Le Tribunal de commerce de Nantes, dans un jugement rendu le 7 mai 2026, était saisi d’une demande de fixation de créance au passif d’une liquidation judiciaire. Une société créancière, prestataire de services, avait exécuté un marché de travaux conclu avec une société débitrice, placée depuis en liquidation judiciaire. Elle réclamait le paiement de factures impayées, des pénalités de retard contractuelles, une indemnité forfaitaire de recouvrement et des frais irrépétibles.
La procédure révèle que le défendeur, bien que régulièrement assigné, n’a pas comparu. Le tribunal a donc statué par jugement réputé contradictoire. Le demandeur soutenait que le contrat et son avenant lui ouvraient droit au paiement des sommes dues. Le défendeur, en l’absence de conclusions, n’a pas contesté.
La question de droit portait sur la détermination du montant de la créance à fixer au passif de la liquidation judiciaire, en présence d’une clause pénale ambiguë et d’une partie défaillante. Le tribunal a accueilli partiellement la demande : il a admis le principal à hauteur de 11.268,31 €, l’indemnité forfaitaire de recouvrement de 160 € et 1 000 € sur le fondement de l’article 700 du Code de procédure civile.

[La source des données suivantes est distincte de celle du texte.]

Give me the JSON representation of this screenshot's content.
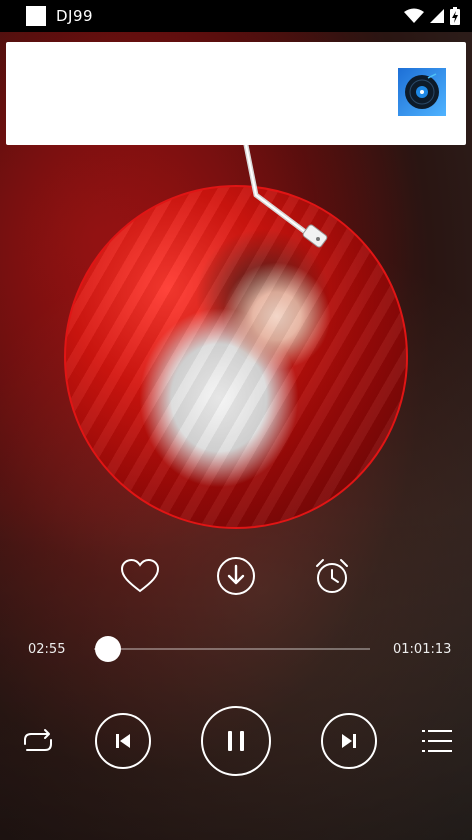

En revanche, il a débouté le demandeur de sa demande de pénalités de retard, estimant que la clause invoquée ne sanctionnait pas les retards de paiement mais les retards d’exécution par le prestataire. Le jugement interroge tant sur la portée de la force obligatoire du contrat que sur les limites de l’office du juge en matière de clause pénale.
I. La consécration de la force obligatoire du contrat dans la fixation de la créance
A. L’exécution contractuelle comme fondement de la créance en principal
Le tribunal rappelle d’abord, au visa des articles 1103 et 1104 du Code civil, que » les contrats légalement formés tiennent lieu de loi à ceux qui les ont faits « . Il constate que le contrat de marché du 31 juillet 2020 et son avenant du 16 novembre 2023 ont été négociés et exécutés de bonne foi. Cette affirmation lui permet d’imposer aux parties le respect des stipulations convenues.
Le juge vérifie ensuite que le demandeur a exécuté ses obligations conformément au contrat. Il se fonde sur les pièces produites, notamment les situations de travaux et les factures, pour établir le quantum de la créance. Il applique l’article 1353 du Code civil, qui impose à celui qui réclame l’exécution d’une obligation d’en rapporter la preuve. Ici, le créancier fournit les factures impayées et les retenues de garantie. Le tribunal les retient, mais corrige une erreur de calcul du demandeur. Il réduit ainsi le principal de 11.879,88 € à 11.268,31 €.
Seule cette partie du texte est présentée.